Label: Pi Recordings

Review date: Mar. 23, 2010

Fifty years since the release of Ornette Coleman’s Free Jazz, the language of avant-garde jazz has barely changed. Perhaps the biggest shift is simply the loss of shock value. So what can two jazz composers in 2010 possibly accomplish by imitating Coleman or Don Cherry’s styles?

Amir ElSaffar and Hafez Modirzadeh, composer/co-leaders on Radif Suite draw on the timbral aesthetics as well as the modal vocabulary of the dastgah in Persian classical music, though their approach is a “dis-integrative” one, concerned with coexistence, re-assemblage and malleability of the various models they use. The album presents an ambitious project that investigates the possibilities of order and freedom in musical systems. In ElSaffar’s words, he’s looking for “a human spirit larger than any singular source imagined.” Listening to Radif Suite quickly proves that binaries like East and West can only provide at most a limiting critical paradigm.
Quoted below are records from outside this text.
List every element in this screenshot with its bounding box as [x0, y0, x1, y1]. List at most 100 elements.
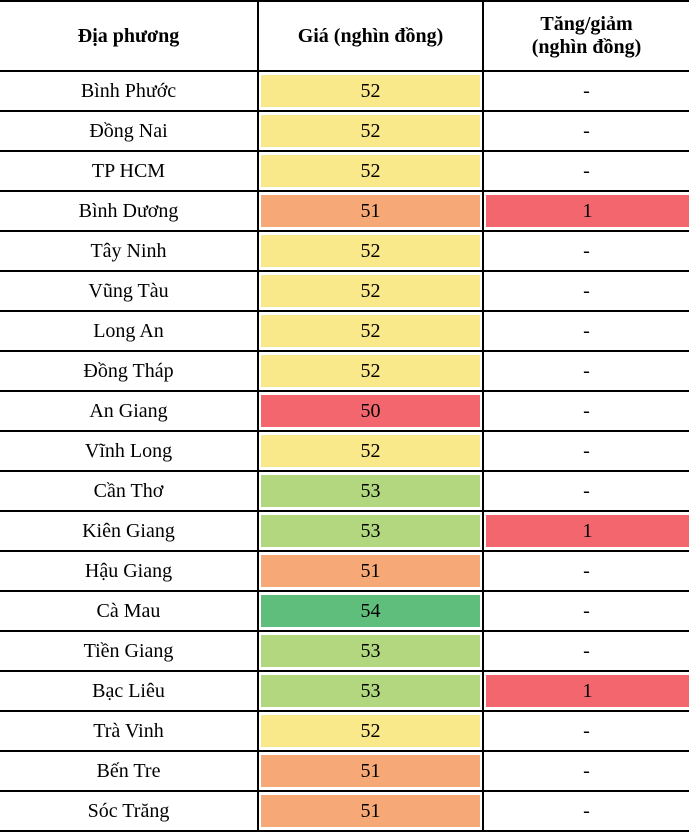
change-value: -	[583, 480, 590, 502]
price-value: 53	[261, 675, 480, 707]
cell-change: 1	[482, 670, 689, 712]
locality-label: Tây Ninh	[90, 240, 167, 262]
locality-label: Vũng Tàu	[88, 280, 169, 302]
change-value: -	[583, 240, 590, 262]
change-value: -	[583, 80, 590, 102]
change-value: 1	[486, 195, 689, 227]
table-row: Kiên Giang 53 1	[0, 510, 689, 552]
cell-change: 1	[482, 190, 689, 232]
cell-change: -	[482, 150, 689, 192]
table-row: Bến Tre 51 -	[0, 750, 689, 792]
column-header-locality: Địa phương	[0, 0, 259, 72]
table-header: Địa phương Giá (nghìn đồng) Tăng/giảm (n…	[0, 0, 689, 72]
cell-price: 53	[257, 670, 484, 712]
table-row: Sóc Trăng 51-	[0, 790, 689, 832]
table-row: Đồng Nai 52 -	[0, 110, 689, 152]
change-value: -	[583, 720, 590, 742]
table-row: TP HCM 52 -	[0, 150, 689, 192]
cell-change: -	[482, 70, 689, 112]
cell-change: 1	[482, 510, 689, 552]
cell-change: -	[482, 710, 689, 752]
cell-price: 51	[257, 550, 484, 592]
cell-price: 51	[257, 190, 484, 232]
cell-locality: Long An	[0, 310, 259, 352]
locality-label: Bến Tre	[96, 760, 161, 782]
cell-price: 53	[257, 510, 484, 552]
price-value: 53	[261, 515, 480, 547]
locality-label: Sóc Trăng	[87, 800, 170, 822]
locality-label: Cần Thơ	[93, 480, 164, 502]
change-value: -	[583, 760, 590, 782]
table-row: Trà Vinh 52 -	[0, 710, 689, 752]
change-value: -	[583, 120, 590, 142]
table-row: Vũng Tàu 52 -	[0, 270, 689, 312]
cell-change: -	[482, 390, 689, 432]
table-body: Bình Phước 52 - Đồng Nai 52 - TP HCM 52 - Bình Dư…	[0, 70, 689, 832]
cell-locality: Tây Ninh	[0, 230, 259, 272]
price-value: 52	[261, 75, 480, 107]
cell-price: 52	[257, 270, 484, 312]
cell-price: 53	[257, 470, 484, 512]
table-row: Đồng Tháp 52 -	[0, 350, 689, 392]
column-header-change-label-line2: (nghìn đồng)	[531, 36, 642, 58]
cell-locality: Vũng Tàu	[0, 270, 259, 312]
change-value: -	[583, 160, 590, 182]
column-header-change: Tăng/giảm (nghìn đồng)	[482, 0, 689, 72]
locality-label: Tiền Giang	[83, 640, 174, 662]
cell-change: -	[482, 230, 689, 272]
price-value: 51	[261, 195, 480, 227]
change-value: 1	[486, 515, 689, 547]
locality-label: Bình Dương	[78, 200, 179, 222]
locality-label: An Giang	[89, 400, 168, 422]
cell-locality: Bến Tre	[0, 750, 259, 792]
cell-change: -	[482, 270, 689, 312]
table-row: Bình Phước 52 -	[0, 70, 689, 112]
table-row: Cà Mau 54 -	[0, 590, 689, 632]
table-row: Long An 52 -	[0, 310, 689, 352]
cell-change: -	[482, 350, 689, 392]
cell-price: 52	[257, 110, 484, 152]
change-value: -	[583, 360, 590, 382]
column-header-price-label: Giá (nghìn đồng)	[297, 24, 444, 47]
locality-label: Đồng Tháp	[83, 360, 174, 382]
price-value: 50	[261, 395, 480, 427]
price-value: 54	[261, 595, 480, 627]
locality-label: Vĩnh Long	[84, 440, 173, 462]
cell-locality: Bạc Liêu	[0, 670, 259, 712]
cell-locality: Cần Thơ	[0, 470, 259, 512]
price-value: 52	[261, 715, 480, 747]
locality-label: Bạc Liêu	[92, 680, 165, 702]
cell-locality: Đồng Nai	[0, 110, 259, 152]
cell-locality: Cà Mau	[0, 590, 259, 632]
table-row: Vĩnh Long 52 -	[0, 430, 689, 472]
change-value: -	[583, 440, 590, 462]
column-header-locality-label: Địa phương	[77, 24, 180, 47]
price-value: 52	[261, 155, 480, 187]
cell-change: -	[482, 470, 689, 512]
cell-change: -	[482, 750, 689, 792]
cell-price: 52	[257, 230, 484, 272]
price-value: 52	[261, 435, 480, 467]
cell-price: 50	[257, 390, 484, 432]
cell-change: -	[482, 310, 689, 352]
locality-label: Long An	[93, 320, 164, 342]
locality-label: Kiên Giang	[82, 520, 175, 542]
table-row: Tây Ninh 52 -	[0, 230, 689, 272]
price-value: 53	[261, 475, 480, 507]
cell-change: -	[482, 590, 689, 632]
change-value: -	[583, 560, 590, 582]
cell-change: -	[482, 430, 689, 472]
cell-locality: Bình Phước	[0, 70, 259, 112]
cell-price: 52	[257, 70, 484, 112]
price-value: 51	[261, 555, 480, 587]
table-row: Cần Thơ 53 -	[0, 470, 689, 512]
locality-label: Hậu Giang	[84, 560, 173, 582]
locality-label: Cà Mau	[96, 600, 161, 622]
price-value: 52	[261, 355, 480, 387]
cell-price: 52	[257, 710, 484, 752]
cell-locality: Sóc Trăng	[0, 790, 259, 832]
cell-locality: Bình Dương	[0, 190, 259, 232]
price-value: 52	[261, 115, 480, 147]
cell-price: 54	[257, 590, 484, 632]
What’s most exciting about this album of two multi-section pieces for a jazz quartet, is not the fact that it successfully fuses “East and West” — which, on its own is a well-beaten, tired artistic path — but the way it makes you hear the past differently.

In the beginning, Hafez’ Radif-E Kayhan (Persian for “row of the malleable universe”) doesn’t point to any particular tradition, Persian, American, or otherwise. The introduction of bent pitches and microtones that don’t belong to the well-tempered scales of the European tradition could possibly be heard as originating from the dastgah, but it’s not clear. Then, through a fast-paced joyful little frenzy, the note bending and microtones suddenly become part of a Coleman-esque vocabulary of composition and ensemble playing style.

The interfacing of a Coleman-inspired musical method with the dastgah and a meticulously worked-out but open method of modal composition brings to focus elements of free jazz, and in particular Coleman’s style, that have too long been characterized as “naïve/childish,” “nonsensical,” or “out of tune,” whether dismissed or revered. Heard through the dastgah system, where “out of tune” scales are not only legitimate ones, but pitches in modes imbued with affective meaning, Modirzadeh and ElSaffar’s interpretation of Coleman’s tonal language becomes the opposite of naïve, childish, or nonsensical. Instead, it’s a language that’s supersensitive to the subtleties of manipulations of pitch for a single player, and disjunctures of micro-rhythm between players for very intentional formulations of a certain thought or mood. Imitation in this case is not the limiting kind, but an inspired process that celebrates teachers and listening histories in the present.

The “Copper Suite” by Amir ElSaffar bears striking similarities in style to Modirzadeh’s, especially for ensemble playing and treatment of pitch material. Hearing the two along side each other makes it clear that the two composers spent many hours together collaborating to develop a new grammar for composition and improvisation. With its sweeping melodies unbound to meter, ElSaffar’s “Copper Suite” takes on more of the Don Cherry aspects of post-bop improv, but the two pieces share more continuities than differences, and the album as whole seems to work as one large suite consisting of two different aspects, each with its own smaller facets. In both cases, the lines between pre-composition, improvisation, performance, and ensemble melt together.